В последних числах апреля сорок пятого, за несколько дней до окончания войны, Алексей Васильевич, которого тогда еще никто по отчеству не величал, прилетел в Штаргардт. Перегонщики доставили два десятка новеньких, с иголочки «Лавочкиных», только что выпущенных в Горьком, сюда — на ближние подступы к Берлину. Принимая машины, командир корпуса сердечно благодарил перегонщиков, а они, что называется, хором просили: дайте один вылет на Берлин сделать!.. Не дал. У комкора половина летчиков ходила безлошадными, а те, кому еще было на чем летать, летали на таком дранье, что нельзя было понять — как только эти прокопченные и залатанные самолеты держатся в воздухе? В компенсацию перегонщиков повели на склад трофейного имущества, и интендантский майор, доброжелательно улыбаясь, предложил:
— Налетай, ребята, грабь, что кому понравится! Алексей Васильевич пробыл в том складе не дольше трех минут, обругал майора и ушел на самолетную стоянку. Увидев, как другие из перегонной группы накинулись на радиоприемники, ковры и прочее, сваленное в громадные кучи барахло, он ощутил непреодолимый приступ брезгливости. Что же это за люди, что за народ?..

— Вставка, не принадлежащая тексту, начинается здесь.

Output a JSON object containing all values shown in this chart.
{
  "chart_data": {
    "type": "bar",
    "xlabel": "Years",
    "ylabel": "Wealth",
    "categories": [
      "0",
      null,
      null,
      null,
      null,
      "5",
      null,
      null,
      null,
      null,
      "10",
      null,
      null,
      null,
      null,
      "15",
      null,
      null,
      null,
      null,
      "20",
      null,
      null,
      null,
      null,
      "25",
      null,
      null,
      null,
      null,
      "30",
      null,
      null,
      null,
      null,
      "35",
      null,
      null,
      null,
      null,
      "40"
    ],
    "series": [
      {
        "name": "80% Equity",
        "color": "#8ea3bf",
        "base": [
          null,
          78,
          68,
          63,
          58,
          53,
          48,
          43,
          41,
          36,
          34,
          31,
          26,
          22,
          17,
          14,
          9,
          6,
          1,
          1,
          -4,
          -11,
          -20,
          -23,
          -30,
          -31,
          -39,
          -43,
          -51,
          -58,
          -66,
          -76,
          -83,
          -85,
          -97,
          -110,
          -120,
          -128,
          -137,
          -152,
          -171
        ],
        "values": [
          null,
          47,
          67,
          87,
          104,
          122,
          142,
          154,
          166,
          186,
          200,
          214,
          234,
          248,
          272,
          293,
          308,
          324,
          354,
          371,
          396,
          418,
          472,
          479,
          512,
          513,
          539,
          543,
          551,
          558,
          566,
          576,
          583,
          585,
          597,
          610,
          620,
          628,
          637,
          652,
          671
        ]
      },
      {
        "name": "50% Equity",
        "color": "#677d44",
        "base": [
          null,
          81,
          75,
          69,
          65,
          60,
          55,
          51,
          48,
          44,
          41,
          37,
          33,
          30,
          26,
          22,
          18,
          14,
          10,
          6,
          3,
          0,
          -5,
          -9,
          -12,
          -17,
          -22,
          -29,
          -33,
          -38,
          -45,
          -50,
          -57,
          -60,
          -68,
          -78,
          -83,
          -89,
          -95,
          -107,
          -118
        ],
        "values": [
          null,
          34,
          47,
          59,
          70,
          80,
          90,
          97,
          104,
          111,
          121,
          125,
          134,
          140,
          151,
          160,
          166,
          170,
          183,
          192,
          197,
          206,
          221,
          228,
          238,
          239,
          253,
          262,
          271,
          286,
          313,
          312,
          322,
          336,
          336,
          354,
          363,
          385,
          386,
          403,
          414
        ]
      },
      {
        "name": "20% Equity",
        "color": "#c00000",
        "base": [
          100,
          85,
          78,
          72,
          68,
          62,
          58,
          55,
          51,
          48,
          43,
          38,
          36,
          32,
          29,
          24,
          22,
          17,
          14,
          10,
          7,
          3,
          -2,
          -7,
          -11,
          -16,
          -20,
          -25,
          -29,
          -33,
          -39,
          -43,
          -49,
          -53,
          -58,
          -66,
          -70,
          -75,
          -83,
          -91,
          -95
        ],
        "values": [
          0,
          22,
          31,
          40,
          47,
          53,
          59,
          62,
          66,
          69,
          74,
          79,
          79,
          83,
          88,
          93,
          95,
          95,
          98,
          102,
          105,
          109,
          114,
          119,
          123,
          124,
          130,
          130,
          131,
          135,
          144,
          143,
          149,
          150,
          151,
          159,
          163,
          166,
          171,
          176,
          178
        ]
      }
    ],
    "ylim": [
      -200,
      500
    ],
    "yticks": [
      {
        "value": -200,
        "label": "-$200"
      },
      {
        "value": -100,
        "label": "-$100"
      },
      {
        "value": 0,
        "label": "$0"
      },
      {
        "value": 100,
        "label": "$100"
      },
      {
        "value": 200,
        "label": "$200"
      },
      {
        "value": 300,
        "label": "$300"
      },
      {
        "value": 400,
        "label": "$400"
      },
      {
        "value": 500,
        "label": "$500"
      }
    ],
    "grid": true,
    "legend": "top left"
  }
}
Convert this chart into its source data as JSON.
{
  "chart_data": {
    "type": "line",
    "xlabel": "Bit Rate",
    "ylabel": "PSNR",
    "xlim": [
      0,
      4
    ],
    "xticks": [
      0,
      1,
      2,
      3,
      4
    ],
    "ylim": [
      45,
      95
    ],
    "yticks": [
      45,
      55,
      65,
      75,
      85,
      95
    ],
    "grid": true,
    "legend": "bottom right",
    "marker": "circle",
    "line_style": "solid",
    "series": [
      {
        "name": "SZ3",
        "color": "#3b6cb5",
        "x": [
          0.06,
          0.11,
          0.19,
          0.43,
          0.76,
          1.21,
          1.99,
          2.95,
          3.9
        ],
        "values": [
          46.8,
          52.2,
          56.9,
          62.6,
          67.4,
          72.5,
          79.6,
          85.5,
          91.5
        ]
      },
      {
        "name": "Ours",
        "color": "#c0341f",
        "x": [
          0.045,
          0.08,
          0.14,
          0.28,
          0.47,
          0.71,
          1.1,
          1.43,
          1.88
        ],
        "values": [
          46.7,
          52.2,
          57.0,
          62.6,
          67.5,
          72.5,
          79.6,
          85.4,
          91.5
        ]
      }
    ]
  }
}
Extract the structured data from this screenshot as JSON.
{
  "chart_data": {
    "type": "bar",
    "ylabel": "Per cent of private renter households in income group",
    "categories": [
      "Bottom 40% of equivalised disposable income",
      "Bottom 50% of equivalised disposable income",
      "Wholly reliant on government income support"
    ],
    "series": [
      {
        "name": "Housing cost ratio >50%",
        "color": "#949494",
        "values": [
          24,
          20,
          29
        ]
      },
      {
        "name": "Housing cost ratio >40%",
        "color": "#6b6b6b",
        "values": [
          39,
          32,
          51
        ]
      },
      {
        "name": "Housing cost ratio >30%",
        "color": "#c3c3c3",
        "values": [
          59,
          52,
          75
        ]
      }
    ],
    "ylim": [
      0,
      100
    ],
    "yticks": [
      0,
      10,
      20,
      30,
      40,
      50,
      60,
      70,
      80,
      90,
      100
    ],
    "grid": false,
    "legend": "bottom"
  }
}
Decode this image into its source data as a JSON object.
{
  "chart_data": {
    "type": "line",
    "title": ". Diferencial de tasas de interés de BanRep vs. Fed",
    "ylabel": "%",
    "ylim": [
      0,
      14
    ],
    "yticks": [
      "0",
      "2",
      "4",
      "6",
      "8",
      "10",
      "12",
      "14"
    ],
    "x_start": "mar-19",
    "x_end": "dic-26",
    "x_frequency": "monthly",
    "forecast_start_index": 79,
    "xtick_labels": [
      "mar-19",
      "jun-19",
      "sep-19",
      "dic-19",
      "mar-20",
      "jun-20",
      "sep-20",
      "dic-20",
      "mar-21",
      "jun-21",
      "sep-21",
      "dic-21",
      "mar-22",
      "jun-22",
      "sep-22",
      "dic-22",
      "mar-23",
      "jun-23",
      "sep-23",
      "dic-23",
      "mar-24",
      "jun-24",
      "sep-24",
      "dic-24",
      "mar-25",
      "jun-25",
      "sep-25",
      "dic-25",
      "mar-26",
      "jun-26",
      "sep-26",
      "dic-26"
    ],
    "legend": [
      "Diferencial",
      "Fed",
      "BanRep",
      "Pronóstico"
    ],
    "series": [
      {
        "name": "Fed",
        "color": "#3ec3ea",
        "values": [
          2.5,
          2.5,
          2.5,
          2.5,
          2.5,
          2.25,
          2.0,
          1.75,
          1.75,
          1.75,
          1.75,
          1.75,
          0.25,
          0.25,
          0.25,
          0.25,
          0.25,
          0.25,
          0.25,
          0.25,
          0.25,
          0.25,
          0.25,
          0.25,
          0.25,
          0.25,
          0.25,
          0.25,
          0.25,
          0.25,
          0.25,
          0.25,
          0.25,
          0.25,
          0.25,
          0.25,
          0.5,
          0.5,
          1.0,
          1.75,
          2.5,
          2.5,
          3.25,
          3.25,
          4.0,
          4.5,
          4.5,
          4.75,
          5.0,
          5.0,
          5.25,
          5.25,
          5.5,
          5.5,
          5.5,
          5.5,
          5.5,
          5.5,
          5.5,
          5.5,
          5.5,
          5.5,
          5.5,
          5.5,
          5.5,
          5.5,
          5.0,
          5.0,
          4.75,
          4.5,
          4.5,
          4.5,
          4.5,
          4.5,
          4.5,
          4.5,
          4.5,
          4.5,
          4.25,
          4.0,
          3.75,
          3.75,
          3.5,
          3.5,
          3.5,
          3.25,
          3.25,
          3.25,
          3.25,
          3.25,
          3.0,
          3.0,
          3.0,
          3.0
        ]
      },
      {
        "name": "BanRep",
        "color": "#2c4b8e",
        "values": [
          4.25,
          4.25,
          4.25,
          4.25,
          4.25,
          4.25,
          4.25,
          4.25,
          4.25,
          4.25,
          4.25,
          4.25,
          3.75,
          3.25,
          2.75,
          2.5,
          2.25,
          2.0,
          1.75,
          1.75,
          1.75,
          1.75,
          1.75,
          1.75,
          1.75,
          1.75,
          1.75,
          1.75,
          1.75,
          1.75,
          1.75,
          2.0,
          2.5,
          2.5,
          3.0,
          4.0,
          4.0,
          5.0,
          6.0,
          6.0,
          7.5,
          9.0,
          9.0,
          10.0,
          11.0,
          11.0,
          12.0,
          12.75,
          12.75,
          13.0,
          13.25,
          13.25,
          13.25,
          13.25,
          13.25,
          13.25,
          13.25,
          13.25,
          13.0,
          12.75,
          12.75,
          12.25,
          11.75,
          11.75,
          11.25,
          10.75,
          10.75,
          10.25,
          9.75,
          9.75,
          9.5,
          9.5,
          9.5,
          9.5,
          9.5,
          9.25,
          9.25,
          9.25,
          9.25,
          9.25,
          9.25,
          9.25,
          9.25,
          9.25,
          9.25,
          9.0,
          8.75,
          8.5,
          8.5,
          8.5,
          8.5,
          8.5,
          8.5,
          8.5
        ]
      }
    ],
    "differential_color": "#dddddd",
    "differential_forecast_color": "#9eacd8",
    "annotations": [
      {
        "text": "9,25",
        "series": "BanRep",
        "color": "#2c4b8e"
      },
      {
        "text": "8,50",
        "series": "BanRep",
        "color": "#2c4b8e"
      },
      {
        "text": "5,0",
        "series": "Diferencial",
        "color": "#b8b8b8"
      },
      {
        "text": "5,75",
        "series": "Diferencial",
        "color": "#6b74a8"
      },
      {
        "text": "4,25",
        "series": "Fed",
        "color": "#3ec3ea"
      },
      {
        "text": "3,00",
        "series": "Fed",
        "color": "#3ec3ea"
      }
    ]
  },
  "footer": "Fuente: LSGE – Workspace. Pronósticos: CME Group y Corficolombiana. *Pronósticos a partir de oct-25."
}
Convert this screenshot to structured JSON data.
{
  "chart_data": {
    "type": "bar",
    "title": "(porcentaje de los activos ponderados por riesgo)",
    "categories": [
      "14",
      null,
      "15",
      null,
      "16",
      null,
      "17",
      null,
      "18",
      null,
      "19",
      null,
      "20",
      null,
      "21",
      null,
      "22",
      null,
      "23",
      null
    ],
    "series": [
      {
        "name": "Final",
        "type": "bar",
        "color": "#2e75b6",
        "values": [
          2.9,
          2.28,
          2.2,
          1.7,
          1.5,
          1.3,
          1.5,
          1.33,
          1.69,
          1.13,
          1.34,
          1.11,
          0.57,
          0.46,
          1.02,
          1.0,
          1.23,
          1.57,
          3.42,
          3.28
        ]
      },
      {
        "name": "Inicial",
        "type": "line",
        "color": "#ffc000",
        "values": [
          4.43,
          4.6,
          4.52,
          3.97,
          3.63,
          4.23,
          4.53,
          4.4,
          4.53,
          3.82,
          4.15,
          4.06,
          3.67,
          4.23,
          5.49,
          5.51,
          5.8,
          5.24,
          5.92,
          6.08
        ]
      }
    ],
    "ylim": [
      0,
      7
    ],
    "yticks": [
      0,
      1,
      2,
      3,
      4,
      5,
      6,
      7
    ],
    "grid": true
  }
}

Интенданта военной поры и склад трофейного имущества он вспомнил теперь, возвратясь из поездки в Берлин, где уклонился от произнесения речей и тостов, о чем его просил руководитель делегации. Теперь он ехал в военкомат, куда следовало сдать отчет о командировке. Ехал в троллейбусе, грустный и злой, спрашивал себя: так где она — справедливость? Победили — кто? Как живем мы и как живут побежденные? Что-то не так… в нас самих, пожалуй, не так…
На сиденье впереди Алексея Васильевича сидела совсем молодая женщина, хорошо и модно одетая, она громко бранила крошку-дочку, что вертелась у нее на коленях и, выйдя из себя — ребенок не хотел подчиняться матери, — хлестко стеганула малышку по голове.
В поседевшей, некогда контуженной голове Алексея Васильевича завертелись красные круги, как бывало в тяжелых воздушных боях, и, теряя контроль над собой, он схватил еще крепкой клешней взбеленившуюся мамашу за шею, притиснул и совершенно несвойственным ему образом, рявкнул по-фельдфебельски:
— Отставить! Кого бьешь, сука?! Ребенка…
Он не помнил, как очутился на тротуаре, почему-то в объятиях милицейского капитана, у Алексея Васильевича сильно стучало сердце и подрагивали пальцы рук:
— Нельзя так, отец, нельзя! Она факт — стерва, по если бы ты ее часом поуродовал, отец…
Троллейбус катил дальше, в сторону Белорусского вокзала. Капитан разжал хорошо натренированные объятия и усмехнулся:
— Грехи наши тяжкие… А ты однако здоров, отец, — и отпустил Алексея Васильевича, посоветовав малость пройтись, подышать успокоиться.
Размашисто шагая в направлении военкомата — дожидаться следующего троллейбуса не имело смысла, Алексей Васильевич не доехал до цели всего одну остановку, он обнаружил, что его большая и четкая тень следует впереди, и подумал: ухожу от солнца. Это открытие почему-то огорчило его, хотя в свое время он не знал лучшей позиции для успешной атаки — с пикирования на большой скорости, от солнца, слепящего врага, а его делающего невидимым. В последнее время он стал все чаще расстраиваться по пустякам. А когда случайно обнаружил, что Лена, разведясь с мужем, начала покуривать и вовсе ударился в панику. С неделю не находил себе места. По части легких у Лены не все было в порядке, и Алексей Васильевич терзался: если что — на кого тогда Тимоша останется?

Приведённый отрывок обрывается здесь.